Intuition of non-concretizable categories?

I don't think that any such example exists, and for good reason. The failure of concretizability is a subtle phenomenon that has nothing to do with abstract algebraic ideas and is instead entirely about size issues (that is, the distinction between sets and proper classes).

To illustrate this last point, if you ignore size issues, then every category is concretizable. Given a category $C$, you can get a faithful functor to sets by sending each object $a$ to the set $F(a)$ of all morphisms to $a$. Given a morphism $a\to b$, you get a map $F(a)\to F(b)$ by taking any morphism to $a$ and just composing it with the morphism $a\to b$. (Note that this construction is exactly the generalization of the usual proof of Cayley's theorem on groups to general categories.)

Now, this doesn't actually work in general if $C$ is a large category, since the "set" $F(a)$ of all morphisms to $a$ may actually be a proper class. But this does show that any small category is concretizable, and any failure of concretizability has to be about size issues. In other words, it has nothing do with sets and their structure per se (any category would be concretizable if you were allowed to use sufficiently large "sets"). Rather, it must have to do with the structure of the category being in some sense "too large" to embed in the category of small sets.

In a category with finite limits being concretizable is equivalent to the fact that RegSub(A) (regular subobjects) is a set for any object A.

This appears in the paper “Concreteness” by Freyd.

Of course this occours just very often, thus a non concretizable category must have “very huge” objects.

For example, a category with a generator is always concrete, this is the case of all the categories you have in mind.

To get natural counterexample to concreteness you can consider the category of presheaves over a big category. The fact that it is not locally small implies that it is not concretizable (in this case).

Isbell's example of a (locally small) non-concretizable category, although arguable artificial as Fosco says in his answer, is fairly simple and it is quite easy to see concretely (sorry!) what makes it work.

The category has two classes $\left\{A_\alpha\right\}$ and $\left\{B_\alpha\right\}$ of objects indexed by the same proper class, and two more objects $X$ and $Y$.

There are morphisms $A_\alpha\to X$, $A_\alpha\to Y$, $X\to B_\alpha$ and $Y\to B_\alpha$ for each $\alpha$, and the only morphisms are the identity morphisms and compositions of these, with the compositions $A_\alpha\to X\to B_\alpha$ and $A_\alpha\to Y\to B_\alpha$ equal (but not the compositions $A_\alpha\to X\to B_\beta$ and $A_\alpha\to Y\to B_\beta$ for $\alpha\neq\beta$).

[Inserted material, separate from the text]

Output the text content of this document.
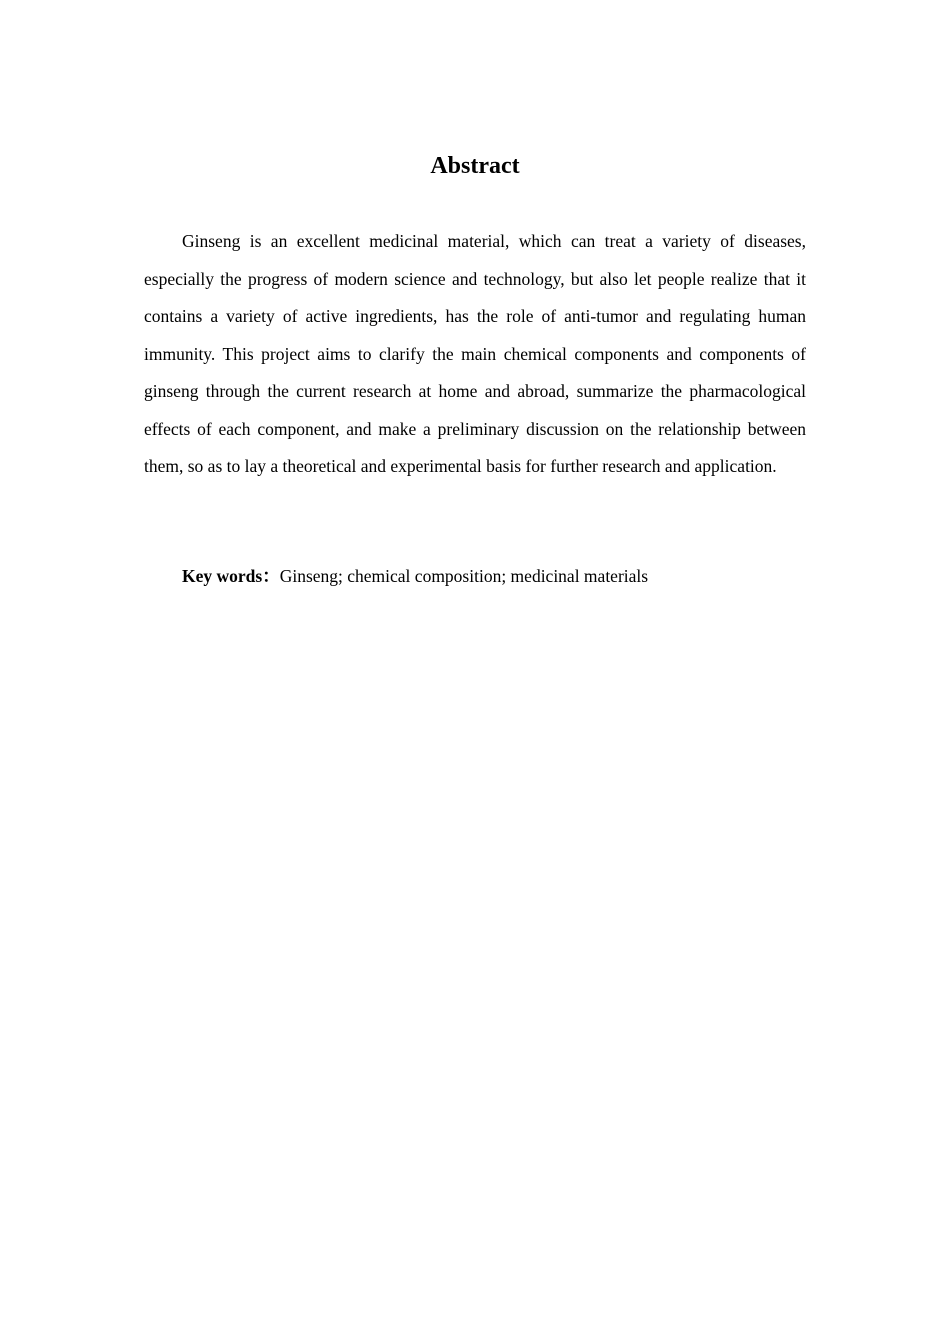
Abstract

Ginseng is an excellent medicinal material, which can treat a variety of diseases, especially the progress of modern science and technology, but also let people realize that it contains a variety of active ingredients, has the role of anti-tumor and regulating human immunity. This project aims to clarify the main chemical components and components of ginseng through the current research at home and abroad, summarize the pharmacological effects of each component, and make a preliminary discussion on the relationship between them, so as to lay a theoretical and experimental basis for further research and application.

Key words：Ginseng; chemical composition; medicinal materials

This is a locally small category, with at most two morphisms between any pair of objects.

Suppose $F$ were a faithful functor from this category to sets, and for a given $\alpha$ let $f_\alpha:F(X)\amalg F(Y)\to F(B_\alpha)$ be the function induced by $X\to B_\alpha$ and $Y\to B_\alpha$.

There is only a set of equivalence relations on $F(X)\amalg F(Y)$, so for some $\alpha\neq\beta$ the equivalence relation induced by $f_\alpha$ (i.e., $\left\{(s,t)\in F(X)\amalg F(Y)\middle\vert f_\alpha(s)=f_\alpha(t)\right\}$) must be the same as that induced by $f_\beta$.

But then, since $F(A_\alpha)\to F(X)\to F(B_\alpha)$ is equal to $F(A_\alpha)\to F(Y)\to F(B_\alpha)$, we must also have that $F(A_\alpha)\to F(X)\to F(B_\beta)$ is equal to $F(A_\alpha)\to F(Y)\to F(B_\beta)$, contradicting faithfulness.